The trick is to engage that viewer or reader’s attention in the beginning, and issue #1 of LOGAN’S RUN: LAST DAY seems to accomplish that purpose. Salamoff appear particularly adept and comfortable with this style, as he ought to. He’s been working in films and television for 20 years as a writer, director, effects and makeup artist.
Daniel Gete seems a perfect fit / complement as artist for this series. His art is equally creative and engaging and I’m going to enjoy viewing his work. I wasn’t able to find any biographical information on the web about him, but I suspect he’s a newer artist and it’s going to be great fun watching him employ and develop his style. I see traces of the influence of George Perez, Paul Gulacy and Jim Steranko in his drawings, especially in both the lean, streamlined appearance of many of the characters as well as their fluidity of movements. The first five pages of LOGAN’S RUN: LAST DAY are as much a showcase for him as they are for Salamoff.
Gete makes good use of multiple and wide-screen horizontal panels, especially on page one where a scene of a runner fleeing through a crowded thoroughfare is depicted from the knees down. Page two, where we get our first full frontal look at Logan 6 in his black armor and menacing death mask/ helmet, is very intimidating as Logan appears to be running off the page directly at us. The angles and depth in this panel are perfectly depicted, down to the shadow underneath Logan’s elevated and extended foot as he runs after his prey.
The horizontal borderless panels on page five remind me of Steranko’s work on NICK FURY, AGENT OF S.H.I.E.L.D. as they boldly dramatize the finality of this encounter with just a single one-word “sound effect” added for emphasis.
The Logan 6 as conceived by Salamoff here appears cold and calculating, as if he knows more than he will say. That’s already a change in personality from the movie and the Marvel series, one that makes him more intriguing.

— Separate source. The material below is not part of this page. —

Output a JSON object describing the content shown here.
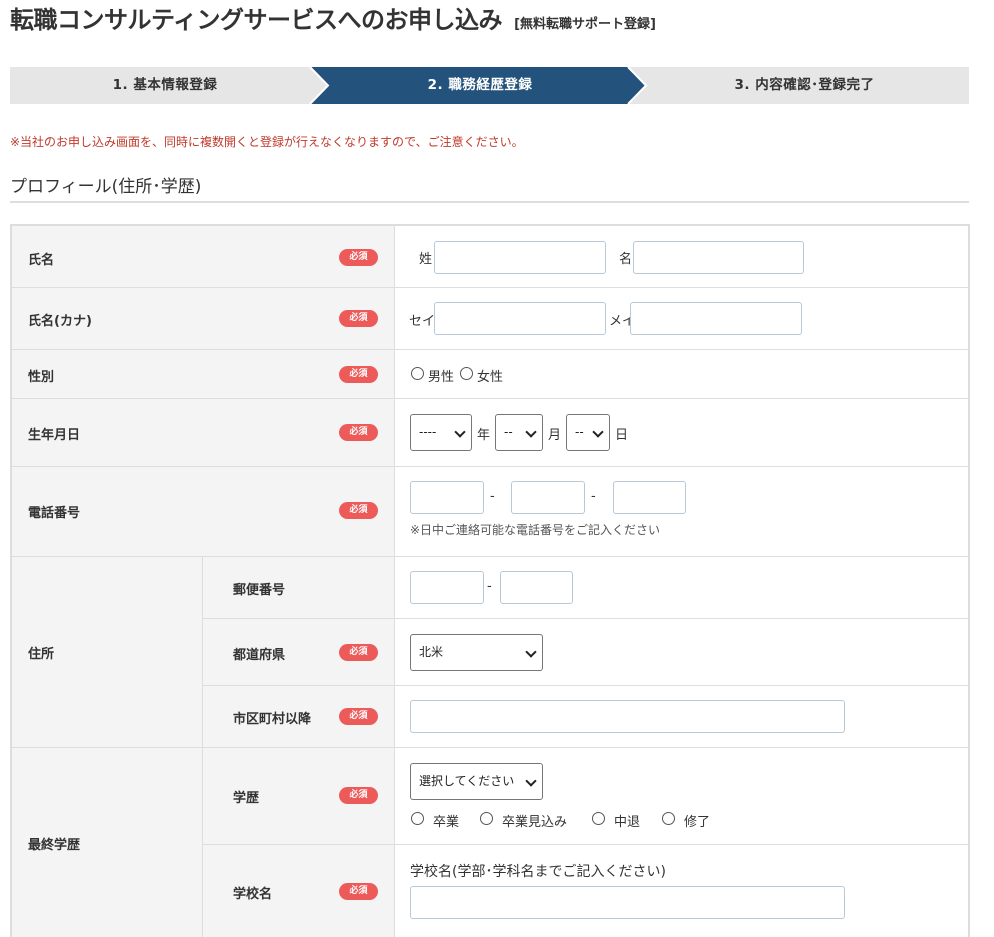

Salamoff does get around to providing more details and explanation of how this future society runs as the story moves on , and I appreciate the way this is done through flashback. School children are quizzed by their robotic instructors on the meaning of the different colors of the “palm flowers” and we learn what they already know as they provide the answers. I also like the way that the background/history of Logan is revealed through the flashback scenes. These are all depicted on pages with black backgrounds and earthier sepia tones rather than the white background and vivid colors of the scenes that take place in current time. Credit colorist Baker for some fine work.

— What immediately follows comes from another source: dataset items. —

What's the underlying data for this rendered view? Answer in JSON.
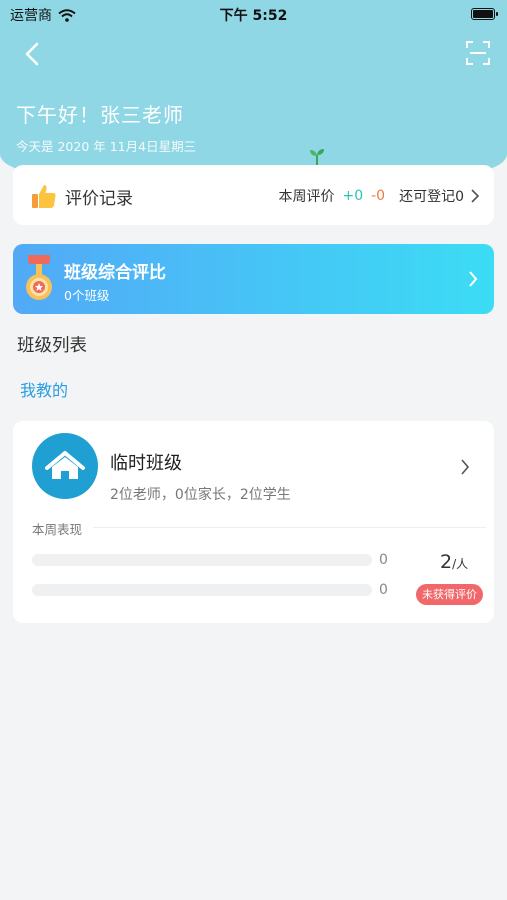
{
  "status_bar": {
    "carrier": "运营商",
    "time": "下午 5:52"
  },
  "header": {
    "greeting": "下午好！张三老师",
    "date_line": "今天是 2020 年 11月4日星期三"
  },
  "record_card": {
    "title": "评价记录",
    "week_label": "本周评价",
    "plus_value": "+0",
    "minus_value": "-0",
    "remaining_label": "还可登记0"
  },
  "compare_card": {
    "title": "班级综合评比",
    "subtitle": "0个班级"
  },
  "section_title": "班级列表",
  "tab_label": "我教的",
  "class_card": {
    "name": "临时班级",
    "meta": "2位老师，0位家长，2位学生",
    "perf_label": "本周表现",
    "bar1_value": "0",
    "bar2_value": "0",
    "bar1_fraction": 0,
    "bar2_fraction": 0,
    "count_num": "2",
    "count_unit": "/人",
    "badge": "未获得评价"
  },
  "colors": {
    "header_bg": "#8fd7e4",
    "accent_blue": "#2b9de3",
    "plus_green": "#2bc3b6",
    "minus_orange": "#f07a3c",
    "badge_red": "#f0686a"
  }
}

Back to the story. Logan uses the information he finds out this issue to pose as a “runner” in an attempt to gain access to “Sanctuary”. As he seems about to accomplish this goal in the very last panel, the grim image of his intensely focused eyes peering out of a shadowed countenance make it unclear if his motives are pure or manipulative. This is a great beginning.
I deliberately avoided explaining too much of this future Earth society or focusing on it’s central themes in order to keep some surprises intact for new readers. I’m excited and happy that LOGAN”S RUN: LAST DAY appears that it will do justice to the original work.